El dicho “te quiero mucho, como la trucha al trucho” nace de esta especie y su peculiar manera de demostrar el amor, aunque sea sólo un gracioso juego de palabras.

A falta de fidelidad, pruebas, leyendas propias, palabras y juegos con los que todos hemos soñado instantes antes de enamorarnos, recurro a un regalo dulce que recibí -de una persona igual de dulce y a la vez muy salada- estando todavía en un lugar donde no pude encajar.

Sin embargo, tras un par de meses de una inconstancia tremenda –y momentos antes de empezar una nueva vida- repaso los pocos pero grandes momentos de ese desencaje, y apelo a esos sabores que me hicieron seguidora fiel de esa extraña dulzura, bien dosificada, dulzura que no empalaga, que no se olvida.
Siguiendo ese hilo de memoria gustativa me es casi imprescindible mencionar el correspondiente vino de la d.o.

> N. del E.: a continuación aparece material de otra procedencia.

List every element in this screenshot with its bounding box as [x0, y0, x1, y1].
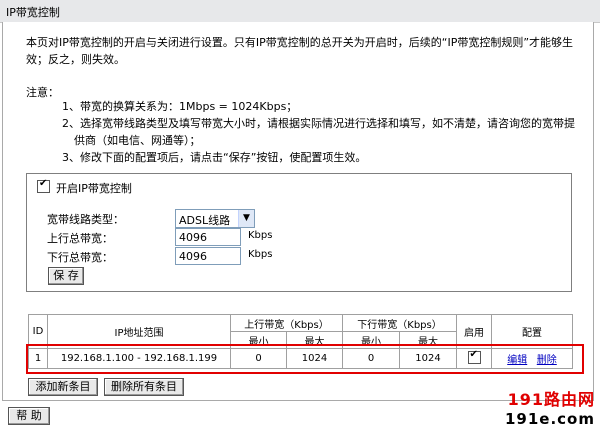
help-button[interactable]: 帮 助 — [8, 407, 50, 425]
down-bandwidth-value: 4096 — [179, 250, 207, 263]
notes-heading: 注意： — [26, 86, 59, 99]
header-up: 上行带宽（Kbps） — [230, 314, 343, 332]
watermark-line2: 191e.com — [504, 410, 595, 428]
title-bar: IP带宽控制 — [0, 0, 600, 23]
note-item: 供商（如电信、网通等）； — [74, 134, 201, 147]
watermark-logo: 191路由网 191e.com — [495, 386, 595, 428]
add-entry-button[interactable]: 添加新条目 — [28, 378, 98, 396]
delete-all-button[interactable]: 删除所有条目 — [104, 378, 184, 396]
down-bandwidth-input[interactable]: 4096 — [175, 247, 241, 265]
line-type-label: 宽带线路类型： — [47, 213, 124, 226]
watermark-line1: 191路由网 — [507, 390, 595, 409]
header-down: 下行带宽（Kbps） — [342, 314, 457, 332]
enable-checkbox[interactable] — [37, 178, 50, 193]
up-unit: Kbps — [248, 230, 273, 241]
note-item: 2、选择宽带线路类型及填写带宽大小时，请根据实际情况进行选择和填写，如不清楚，请… — [62, 117, 575, 130]
page-title: IP带宽控制 — [6, 6, 60, 19]
enable-label: 开启IP带宽控制 — [56, 182, 132, 195]
up-bandwidth-input[interactable]: 4096 — [175, 228, 241, 246]
highlight-box — [26, 344, 584, 374]
note-item: 3、修改下面的配置项后，请点击“保存”按钮，使配置项生效。 — [62, 151, 367, 164]
intro-text: 本页对IP带宽控制的开启与关闭进行设置。只有IP带宽控制的总开关为开启时，后续的… — [26, 36, 574, 66]
up-bandwidth-value: 4096 — [179, 231, 207, 244]
line-type-select[interactable]: ADSL线路 ▼ — [175, 209, 255, 228]
up-bandwidth-label: 上行总带宽： — [47, 232, 113, 245]
save-button[interactable]: 保 存 — [48, 267, 84, 285]
line-type-value: ADSL线路 — [179, 214, 231, 227]
note-item: 1、带宽的换算关系为：1Mbps = 1024Kbps； — [62, 100, 298, 113]
chevron-down-icon[interactable]: ▼ — [238, 210, 254, 227]
down-unit: Kbps — [248, 249, 273, 260]
down-bandwidth-label: 下行总带宽： — [47, 251, 113, 264]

Monterrei y la importancia de un godello que marcó, a su manera, mi percepción de ese vicio que yo llamo comer por beber, y beber por sentir.



Donde el señuelo difícilmente llega, donde los anzuelos se enredan y se dejan llevar por la ambición de las aguas ribereñas que traviesan paisajes leoneses, allí se pesca la impredecible, agresiva y enormemente astuta trucha de la tarta de Boñar.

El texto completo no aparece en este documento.